Riche est la terre
Après un bref passage par Uyuni qui nous permet de bonnes nuits et une alimentation riche en graisses revigorantes, nous décidons d’abandonner quelque temps nos vélos pour le bus en direction de Potosi. Besoin de repos et surtout envie de découvrir d’autres aspects de la Bolivie.
Potosi est une ville minière riche d’un passé colonial et architectural, qui vit au rythme du Cerro Rico. C’est du cœur de cette montagne que sont extraits, encore de nos jours, les minerais vendus sur le marché international (argent, zinc,…). La montagne est un véritable gruyère, exploitée depuis l’arrivée des conquistadors en Amérique Latine, et dans lequel s’enfournent encore 12.000 travailleurs. Travailleurs qui s’y glissent au péril de leur vie, pour un salaire certes 2 à 4 fois supérieur au salaire minimum du pays, mais en laissant leur santé au vestiaire.
Après de longues hésitations et questionnements éthiques, nous partons à la découverte de la mine. Nous voulions voir et sentir ce que vivent encore des milliers de travailleurs-trimeurs à travers le monde. Les mines sont une attraction touristique qui nous culpabilise. Aller voir trimer ces gens en se prenant pour des mineurs d’un jour avec appareil photo et accoutrement s’approchant du déguisement nous a longtemps posé question. Mais nous avons finalement fait partie du voyage.

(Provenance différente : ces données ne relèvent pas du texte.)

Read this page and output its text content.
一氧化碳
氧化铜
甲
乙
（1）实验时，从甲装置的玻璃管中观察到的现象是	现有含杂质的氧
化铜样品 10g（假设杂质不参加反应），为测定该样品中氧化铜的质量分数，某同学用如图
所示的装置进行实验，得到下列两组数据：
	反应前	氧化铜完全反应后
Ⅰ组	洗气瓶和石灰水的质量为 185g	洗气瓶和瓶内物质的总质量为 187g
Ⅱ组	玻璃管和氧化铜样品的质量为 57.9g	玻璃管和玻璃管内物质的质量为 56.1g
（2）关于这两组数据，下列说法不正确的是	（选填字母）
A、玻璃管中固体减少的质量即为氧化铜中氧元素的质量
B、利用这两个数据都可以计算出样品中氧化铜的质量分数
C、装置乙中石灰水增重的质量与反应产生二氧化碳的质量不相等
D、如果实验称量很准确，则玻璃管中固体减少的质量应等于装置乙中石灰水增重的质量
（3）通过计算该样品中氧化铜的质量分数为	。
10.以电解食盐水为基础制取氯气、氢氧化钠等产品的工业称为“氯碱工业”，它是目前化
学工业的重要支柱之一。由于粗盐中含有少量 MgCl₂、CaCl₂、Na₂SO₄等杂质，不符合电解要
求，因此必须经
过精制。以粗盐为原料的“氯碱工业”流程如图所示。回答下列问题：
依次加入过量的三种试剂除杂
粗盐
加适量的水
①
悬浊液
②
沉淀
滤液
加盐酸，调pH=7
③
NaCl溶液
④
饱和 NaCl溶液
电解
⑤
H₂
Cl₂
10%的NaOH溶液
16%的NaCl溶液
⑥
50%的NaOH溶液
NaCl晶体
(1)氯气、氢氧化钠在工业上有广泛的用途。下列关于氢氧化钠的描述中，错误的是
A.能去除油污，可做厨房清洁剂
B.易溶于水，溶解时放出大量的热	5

Nous avons senti l’odeur des minerais, avons inhalé des fumées certainement toxiques et fortes, vu le noir dans lequel les mineurs sont plongés à longueur de jour, ressenti l’enfermement dans ces couloirs étroits dans lesquels il faut se ranger précipitamment à l’arrivée des wagons chargés poussés par deux hommes, avons été terriblement gênés et agacés de voir un touriste avec un énorme appareil photographier un jeune de 17 ans essoufflé de la cargaison de minerais qu’il transportait à bras nus. Nous avons imaginé l’additivité que peut créer la mine lorsque l’on nait dedans et que l’on y travaille dès le plus jeune âge. Mais en voyant ces hommes trimer pour amasser des minerais que l’on portera un jour en bague ou autour du cou, dans l’électronique de nos téléphones portables ou dans nos cuisines, nous nous sommes dit que plus que jamais à partir de maintenant, nous prêterons attention à la consommation de ces métaux précieux pour lesquels des hommes perdent la vie et se cassent le dos.